Seems I saw something along these lines circulating on social media. Trick is, I never fill in that form when it’s being passed around, as it always feels like I’m just fine-tuning my consumer profile so the social media outfit can sell me out at a higher price, when I’m sure my least mouse-swipe and all my purchases &etc are already doing that anyway, and probably snapping pics of me along the way. Here to talk music, though, not my mounting paranoia.
So, a dozen songs so close to my heart that I’m not sure I could get along without them. I don’t know if they’re “12 to Know Me By,” quite—when we’re taping band posters up in our bedrooms at fourteen years old, we always want to present a different persona, yes? one a lot cooler than we actually are?—but they’re the mix tape always playing in my head, anyway. And, now that I’m looking at them, hmm . . . they may be the playlist for the thing I’m about to write.
Will see if I can find versions YouTube will let me embed. Will NOW, after half of them wouldn’t embed, embed the playlist I made over at YouTube, that’s kicking up the perfect cover image:
Rigged it into a Spotify playlist as well, so I can have it with me in more places. Don’t like the only version of “Slow Burn” I can dig up on there, but I like the fast start of “The River” better (I’m like David Spade—I always want the band to play it like it is on the album, man):
And, yeah, it’s weird having a cover on there. For me too. But, man, Reba’s version of “Fancy,” it’s got more heart, it’s always felt like to me. And, that T. Graham Brown—I’m not for absolute sure that’s originally his, either. But his is the version I’ve listened to ten thousand times. And my favorite part of “Young Turks”—surprise—is “Billy pierced his ears, drove [his] truck like a lunatic.” That’s a pitch-perfect snapshot of me at that age. And I kind of wonder if I ever really grew up. I still see everything by the glow from the dashboard, I mean.

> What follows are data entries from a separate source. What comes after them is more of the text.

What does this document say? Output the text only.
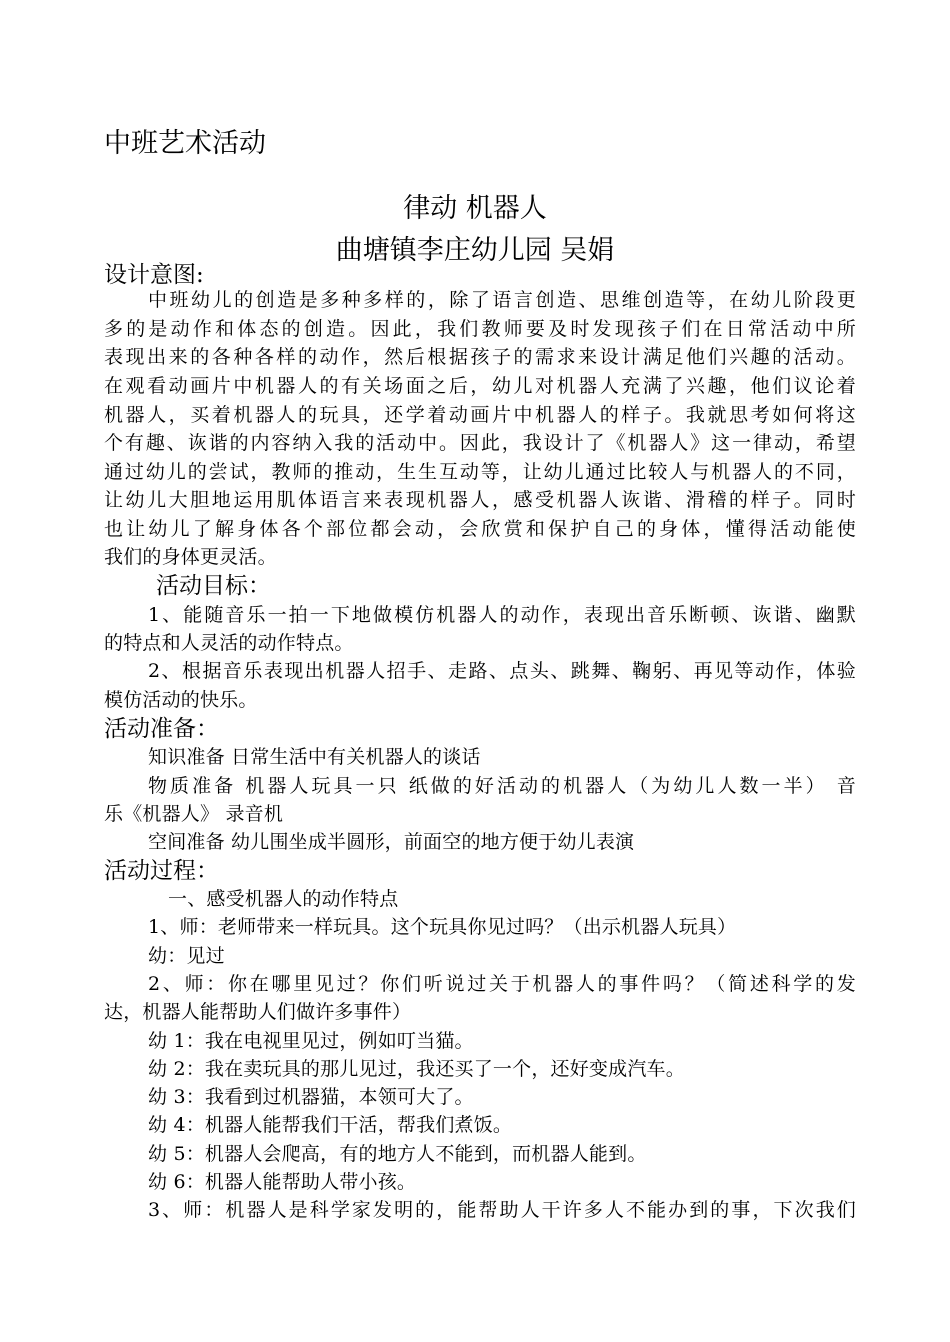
中班艺术活动
律动 机器人
曲塘镇李庄幼儿园 吴娟
设计意图:
中班幼儿的创造是多种多样的，除了语言创造、思维创造等，在幼儿阶段更
多的是动作和体态的创造。因此，我们教师要及时发现孩子们在日常活动中所
表现出来的各种各样的动作，然后根据孩子的需求来设计满足他们兴趣的活动。
在观看动画片中机器人的有关场面之后，幼儿对机器人充满了兴趣，他们议论着
机器人，买着机器人的玩具，还学着动画片中机器人的样子。我就思考如何将这
个有趣、诙谐的内容纳入我的活动中。因此，我设计了《机器人》这一律动，希望
通过幼儿的尝试，教师的推动，生生互动等，让幼儿通过比较人与机器人的不同，
让幼儿大胆地运用肌体语言来表现机器人，感受机器人诙谐、滑稽的样子。同时
也让幼儿了解身体各个部位都会动，会欣赏和保护自己的身体，懂得活动能使
我们的身体更灵活。
活动目标：
1、能随音乐一拍一下地做模仿机器人的动作，表现出音乐断顿、诙谐、幽默
的特点和人灵活的动作特点。
2、根据音乐表现出机器人招手、走路、点头、跳舞、鞠躬、再见等动作，体验
模仿活动的快乐。
活动准备：
知识准备 日常生活中有关机器人的谈话
物质准备 机器人玩具一只 纸做的好活动的机器人（为幼儿人数一半） 音
乐《机器人》 录音机
空间准备 幼儿围坐成半圆形，前面空的地方便于幼儿表演
活动过程：
一、感受机器人的动作特点
1、师：老师带来一样玩具。这个玩具你见过吗？（出示机器人玩具）
幼：见过
2、师：你在哪里见过？你们听说过关于机器人的事件吗？（简述科学的发
达，机器人能帮助人们做许多事件）
幼 1：我在电视里见过，例如叮当猫。
幼 2：我在卖玩具的那儿见过，我还买了一个，还好变成汽车。
幼 3：我看到过机器猫，本领可大了。
幼 4：机器人能帮我们干活，帮我们煮饭。
幼 5：机器人会爬高，有的地方人不能到，而机器人能到。
幼 6：机器人能帮助人带小孩。
3、师：机器人是科学家发明的，能帮助人干许多人不能办到的事，下次我们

Kind of—well, exactly—related to this: whenever people tell me they’re reading Bleed Into Me, it’s always kind of weird, since, in that first collection, I’m so stripped down, so naked. There’s zero hiding. That kid standing in the handicapped park deep in the morning, I mean, that’s me. Those kids cutting melons in half with a katana: me. Those brothers being led out into the pasture with a gun, man. Whenever people are reading that collection, I feel like they’re reading me, before I knew how to hide.
Now, I guess, here’s twelve songs that are just as weird for me to have people maybe listening to one after the other, with me at the center of them. Not always about hiding, though, I suppose. And, yeah some days, most days, I wish I didn’t know now what I didn’t know then. Who doesn’t, right? That’s the kernel at the middle of a lot of these, I bet. Or, it’s what I hear out of them, anyway.